The prospect of a rate cut this week was dealt a blow last month when wage growth - a driver of inflation - came in higher than expected.

Economist Ruth Gregory, from research firm Capital Economics, said she still believed there was a "good chance" of a rate cut in August - and that rates could drop to 3% by next year.

She added: "There was never much chance that the Bank would cut rates at this month's meeting, given recent upside surprises on services CPI inflation and wage growth and the upcoming election."

However, Ms Gregory said the language in the Bank's latest minutes hinted that the MPC was willing to make a move in August, and the decision to hold had been "finely balanced" among its members.

Some commentators expressed dismay at the decision.

Jonathan Bone, a mortgage adviser at, accused the Bank of being "obstinate" and "unwilling to take action despite widespread criticism". He added: "Those with mortgages are desperate for relief."

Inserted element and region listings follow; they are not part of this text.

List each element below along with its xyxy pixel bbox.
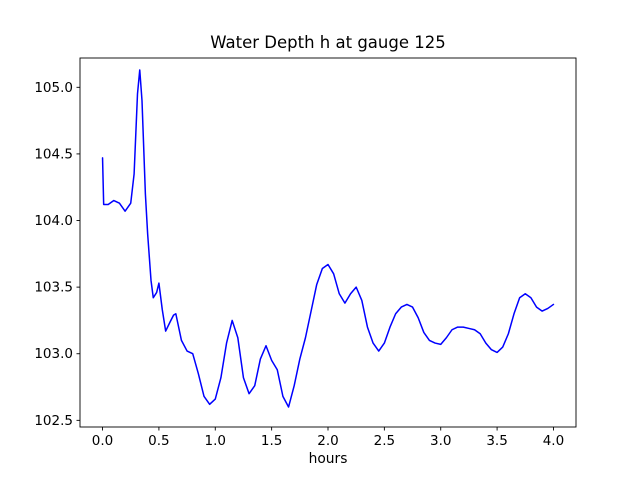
y-tick-label: 104.5 xyxy=(34,146,73,162)
y-tick-label: 103.5 xyxy=(34,280,73,296)
x-tick-label: 3.5 xyxy=(486,433,507,449)
x-tick-label: 0.5 xyxy=(148,433,169,449)
x-axis-label: hours xyxy=(309,451,348,467)
y-tick-label: 102.5 xyxy=(34,413,73,429)
axes-frame xyxy=(79,57,577,428)
chart-title: Water Depth h at gauge 125 xyxy=(210,33,445,52)
x-tick-label: 2.5 xyxy=(374,433,395,449)
x-tick-label: 1.0 xyxy=(205,433,226,449)
y-tick-label: 104.0 xyxy=(34,213,73,229)
y-tick-label: 103.0 xyxy=(34,346,73,362)
x-tick-label: 3.0 xyxy=(430,433,451,449)
x-tick-label: 0.0 xyxy=(92,433,113,449)
x-tick-label: 4.0 xyxy=(543,433,564,449)
x-tick-label: 2.0 xyxy=(317,433,338,449)
x-tick-label: 1.5 xyxy=(261,433,282,449)
y-tick-label: 105.0 xyxy=(34,80,73,96)
plot-area: 0.0 0.5 1.0 1.5 2.0 2.5 3.0 3.5 4.0 102.5 103.0 103… xyxy=(34,57,577,449)
data-series-line xyxy=(101,69,555,408)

The Federation of Small Businesses also described the Bank's move as "disappointing".

National chair Martin McTague said: "The high plateau rates are currently stuck at is now undermining growth as small firms struggle to access affordable finance to help them expand.

"Inflation is now back on target and holding off a cut in the base rate until a future date risks snuffing out tentative signs of a recovery in GDP [gross domestic product], with the flat growth in April a warning sign."

The decision comes after the European Central Bank cut interest rates earlier this month despite eurozone inflation rising from 2.4% to 2.6% in May.